Can Pharm J. 2016;149(1):13-17.
I think this study really shows the healthcare world just how important the role of the pharmacist is. We are more than just dispensers. We can optimize a patient’s medication regimen based on the health of their kidneys. Additionally, we can identify patients at risk for chronic kidney disease that a physician may otherwise not have diagnosed. In addition to screening patients for CKD, what other disease may a pharmacist be able to screen for? How can we as student pharmacists advocate for the expansion of the role of the pharmacist to include these screenings at all pharmacy locations?

Correlation between Proton Pump Inhibitor Use and the Development of Chronic Kidney Disease

Proton pump inhibitors, or PPIs, are a class of drugs commonly prescribed to treat GERD and that had over 15 million users in America in 2013.  These drugs have been known to cause adverse side effects, including acute kidney injury. Based on this potential for kidney damage, a group of researchers developed a study to test their hypothesis that the use of PPIs was correlated to an increase in kidney ailments, particularly chronic kidney disease, or CKD. The study compared 10,482 patients who received either PPI therapy, H2 Receptor Antagonist Therapy, or no therapy. These patients were selected from communities in four different states, and the trials were carried out by six different universities located in these communities who studied patients over a median of 13.9 years per patient. Patient medication use was determined primarily by an annual over the phone follow ups, with patients also being asked to visit researchers a total of five times with at least three years between each visit, starting in 1987 and ending in 2013.

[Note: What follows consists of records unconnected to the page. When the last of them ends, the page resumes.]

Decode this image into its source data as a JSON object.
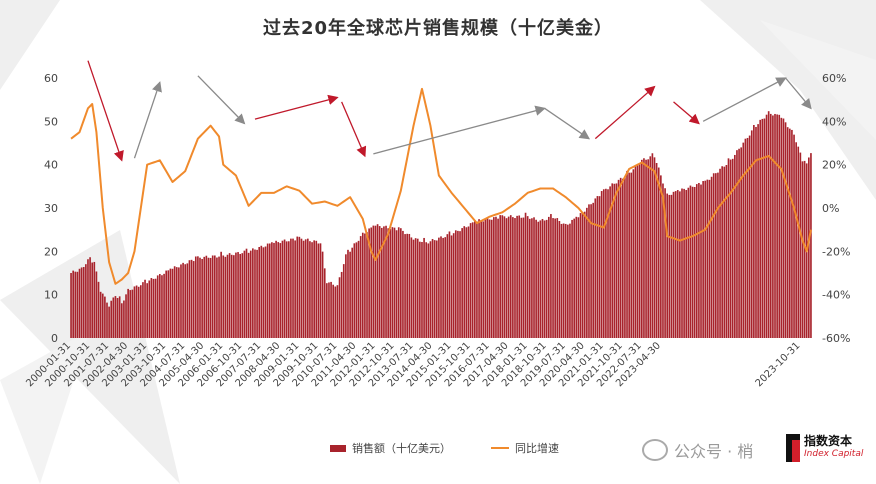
{
  "title": "过去20年全球芯片销售规模（十亿美金）",
  "legend": {
    "bar_label": "销售额（十亿美元）",
    "line_label": "同比增速"
  },
  "watermark": {
    "text": "公众号 · 梢",
    "logo_cn": "指数资本",
    "logo_en": "Index Capital"
  },
  "colors": {
    "bar": "#a8232c",
    "line": "#f08a2c",
    "arrow_red": "#c0192b",
    "arrow_gray": "#8a8a8a"
  },
  "chart_data": {
    "type": "bar",
    "title": "过去20年全球芯片销售规模（十亿美金）",
    "xlabel": "",
    "ylabel": "",
    "ylim": [
      0,
      60
    ],
    "y2lim": [
      -60,
      60
    ],
    "y_ticks": [
      "0",
      "10",
      "20",
      "30",
      "40",
      "50",
      "60"
    ],
    "y2_ticks": [
      "-60%",
      "-40%",
      "-20%",
      "0%",
      "20%",
      "40%",
      "60%"
    ],
    "x_tick_labels": [
      "2000-01-31",
      "2000-10-31",
      "2001-07-31",
      "2002-04-30",
      "2003-01-31",
      "2003-10-31",
      "2004-07-31",
      "2005-04-30",
      "2006-01-31",
      "2006-10-31",
      "2007-07-31",
      "2008-04-30",
      "2009-01-31",
      "2009-10-31",
      "2010-07-31",
      "2011-04-30",
      "2012-01-31",
      "2012-10-31",
      "2013-07-31",
      "2014-04-30",
      "2015-01-31",
      "2015-10-31",
      "2016-07-31",
      "2017-04-30",
      "2018-01-31",
      "2018-10-31",
      "2019-07-31",
      "2020-04-30",
      "2021-01-31",
      "2021-10-31",
      "2022-07-31",
      "2023-04-30",
      "2023-10-31"
    ],
    "grid": false,
    "legend_position": "bottom",
    "series": [
      {
        "name": "销售额（十亿美元）",
        "type": "bar",
        "axis": "left",
        "keyframes": [
          [
            0,
            15
          ],
          [
            5,
            16
          ],
          [
            9,
            18.5
          ],
          [
            11,
            17
          ],
          [
            14,
            11
          ],
          [
            18,
            7.5
          ],
          [
            21,
            10
          ],
          [
            24,
            8
          ],
          [
            27,
            11
          ],
          [
            36,
            13
          ],
          [
            48,
            16
          ],
          [
            60,
            18.5
          ],
          [
            72,
            19
          ],
          [
            84,
            20
          ],
          [
            96,
            22
          ],
          [
            108,
            23
          ],
          [
            118,
            22
          ],
          [
            121,
            13
          ],
          [
            126,
            12
          ],
          [
            130,
            19
          ],
          [
            138,
            24
          ],
          [
            144,
            26
          ],
          [
            156,
            25
          ],
          [
            162,
            23
          ],
          [
            168,
            22
          ],
          [
            180,
            24
          ],
          [
            192,
            27
          ],
          [
            204,
            28
          ],
          [
            216,
            28
          ],
          [
            222,
            27
          ],
          [
            228,
            28
          ],
          [
            234,
            26
          ],
          [
            240,
            28
          ],
          [
            252,
            34
          ],
          [
            264,
            38
          ],
          [
            270,
            41
          ],
          [
            276,
            42
          ],
          [
            282,
            33
          ],
          [
            288,
            34
          ],
          [
            300,
            36
          ],
          [
            312,
            41
          ],
          [
            324,
            49
          ],
          [
            330,
            52
          ],
          [
            336,
            51
          ],
          [
            342,
            47
          ],
          [
            346,
            41
          ],
          [
            348,
            40
          ],
          [
            350,
            43
          ]
        ]
      },
      {
        "name": "同比增速",
        "type": "line",
        "axis": "right",
        "keyframes": [
          [
            0,
            32
          ],
          [
            4,
            35
          ],
          [
            8,
            46
          ],
          [
            10,
            48
          ],
          [
            12,
            35
          ],
          [
            15,
            0
          ],
          [
            18,
            -25
          ],
          [
            21,
            -35
          ],
          [
            24,
            -33
          ],
          [
            27,
            -30
          ],
          [
            30,
            -20
          ],
          [
            36,
            20
          ],
          [
            42,
            22
          ],
          [
            48,
            12
          ],
          [
            54,
            17
          ],
          [
            60,
            32
          ],
          [
            66,
            38
          ],
          [
            70,
            33
          ],
          [
            72,
            20
          ],
          [
            78,
            15
          ],
          [
            84,
            1
          ],
          [
            90,
            7
          ],
          [
            96,
            7
          ],
          [
            102,
            10
          ],
          [
            108,
            8
          ],
          [
            114,
            2
          ],
          [
            120,
            3
          ],
          [
            126,
            1
          ],
          [
            132,
            5
          ],
          [
            138,
            -5
          ],
          [
            142,
            -20
          ],
          [
            144,
            -24
          ],
          [
            150,
            -12
          ],
          [
            156,
            8
          ],
          [
            162,
            38
          ],
          [
            166,
            55
          ],
          [
            170,
            38
          ],
          [
            174,
            15
          ],
          [
            180,
            7
          ],
          [
            186,
            0
          ],
          [
            192,
            -7
          ],
          [
            198,
            -4
          ],
          [
            204,
            -2
          ],
          [
            210,
            2
          ],
          [
            216,
            7
          ],
          [
            222,
            9
          ],
          [
            228,
            9
          ],
          [
            234,
            5
          ],
          [
            240,
            0
          ],
          [
            246,
            -7
          ],
          [
            252,
            -9
          ],
          [
            258,
            7
          ],
          [
            264,
            18
          ],
          [
            270,
            21
          ],
          [
            276,
            17
          ],
          [
            280,
            5
          ],
          [
            282,
            -13
          ],
          [
            288,
            -15
          ],
          [
            294,
            -13
          ],
          [
            300,
            -10
          ],
          [
            306,
            0
          ],
          [
            312,
            7
          ],
          [
            318,
            15
          ],
          [
            324,
            22
          ],
          [
            330,
            24
          ],
          [
            336,
            18
          ],
          [
            342,
            0
          ],
          [
            346,
            -15
          ],
          [
            348,
            -20
          ],
          [
            350,
            -10
          ]
        ]
      }
    ],
    "annotations": [
      {
        "type": "arrow",
        "color": "red",
        "from": [
          8,
          68
        ],
        "to": [
          24,
          22
        ]
      },
      {
        "type": "arrow",
        "color": "gray",
        "from": [
          30,
          23
        ],
        "to": [
          42,
          58
        ]
      },
      {
        "type": "arrow",
        "color": "gray",
        "from": [
          60,
          61
        ],
        "to": [
          82,
          39
        ]
      },
      {
        "type": "arrow",
        "color": "red",
        "from": [
          87,
          41
        ],
        "to": [
          126,
          51
        ]
      },
      {
        "type": "arrow",
        "color": "red",
        "from": [
          128,
          49
        ],
        "to": [
          139,
          24
        ]
      },
      {
        "type": "arrow",
        "color": "gray",
        "from": [
          143,
          25
        ],
        "to": [
          224,
          46
        ]
      },
      {
        "type": "arrow",
        "color": "gray",
        "from": [
          224,
          46
        ],
        "to": [
          245,
          32
        ]
      },
      {
        "type": "arrow",
        "color": "red",
        "from": [
          248,
          32
        ],
        "to": [
          276,
          56
        ]
      },
      {
        "type": "arrow",
        "color": "red",
        "from": [
          285,
          49
        ],
        "to": [
          297,
          39
        ]
      },
      {
        "type": "arrow",
        "color": "gray",
        "from": [
          299,
          40
        ],
        "to": [
          338,
          60
        ]
      },
      {
        "type": "arrow",
        "color": "gray",
        "from": [
          338,
          60
        ],
        "to": [
          350,
          46
        ]
      }
    ]
  }
}
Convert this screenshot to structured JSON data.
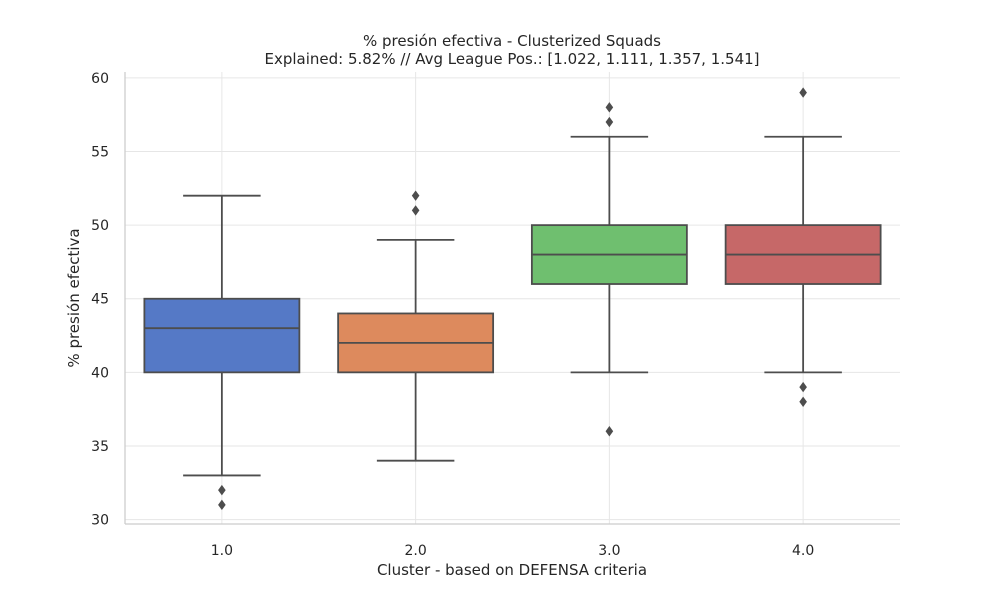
{
  "chart_data": {
    "type": "box",
    "title": "% presión efectiva - Clusterized Squads",
    "subtitle": "Explained: 5.82% // Avg League Pos.: [1.022, 1.111, 1.357, 1.541]",
    "xlabel": "Cluster - based on DEFENSA criteria",
    "ylabel": "% presión efectiva",
    "categories": [
      "1.0",
      "2.0",
      "3.0",
      "4.0"
    ],
    "ylim": [
      29.7,
      60.4
    ],
    "yticks": [
      30,
      35,
      40,
      45,
      50,
      55,
      60
    ],
    "grid": true,
    "boxes": [
      {
        "category": "1.0",
        "whisker_low": 33,
        "q1": 40,
        "median": 43,
        "q3": 45,
        "whisker_high": 52,
        "outliers": [
          32,
          31
        ],
        "color": "#5579c6"
      },
      {
        "category": "2.0",
        "whisker_low": 34,
        "q1": 40,
        "median": 42,
        "q3": 44,
        "whisker_high": 49,
        "outliers": [
          51,
          52
        ],
        "color": "#dd8a5d"
      },
      {
        "category": "3.0",
        "whisker_low": 40,
        "q1": 46,
        "median": 48,
        "q3": 50,
        "whisker_high": 56,
        "outliers": [
          57,
          58,
          36
        ],
        "color": "#6fbf6f"
      },
      {
        "category": "4.0",
        "whisker_low": 40,
        "q1": 46,
        "median": 48,
        "q3": 50,
        "whisker_high": 56,
        "outliers": [
          59,
          39,
          38
        ],
        "color": "#c66868"
      }
    ]
  }
}
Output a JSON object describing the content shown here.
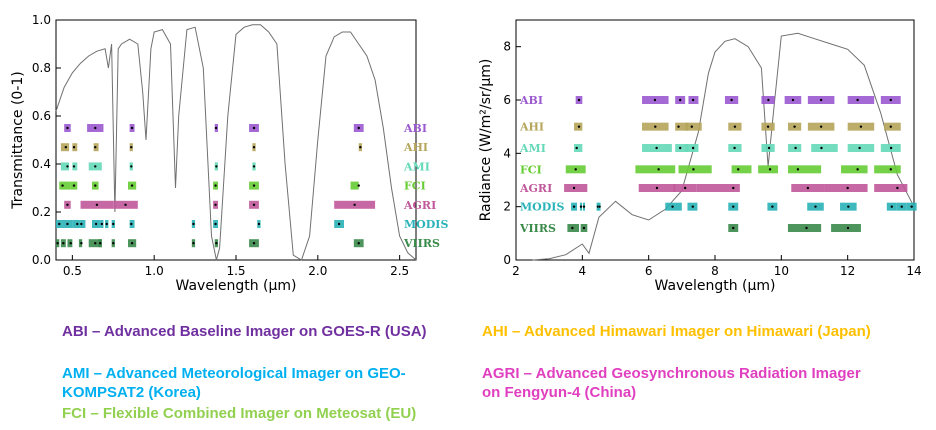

This study determined that patients using PPIs were 1.45 times as likely to develop CKD as a patient who was taking H2 Receptor Antagonist therapy or no therapy. A second study was conducted by the Geisinger Health System, which examined 248,751 patients for a mean of about six years per patient. This study also determined that PPI use increased the likelihood of developing CKD, while neither study suggested that H2 Receptor Antagonist use was associated with an increased risk of CKD. These studies demonstrated a correlation between PPI use and CKD development, but further studies would be needed to determine if the cause of kidney damage is actually the PPI. However, these studies suggest caution may be appropriate when recommending PPI therapy, and may also necessitate further study and research into whether over the counter PPIs need additional regulation in order to cut down on the prevalence of CKD.


Lazarus B, Chen Y, et al. Proton pump inhibitor use and the risk of chronic kidney disease. JAMA Intern Med. doi:10.1001/jamainternmed.2015.7193 (Published 11 January 2016).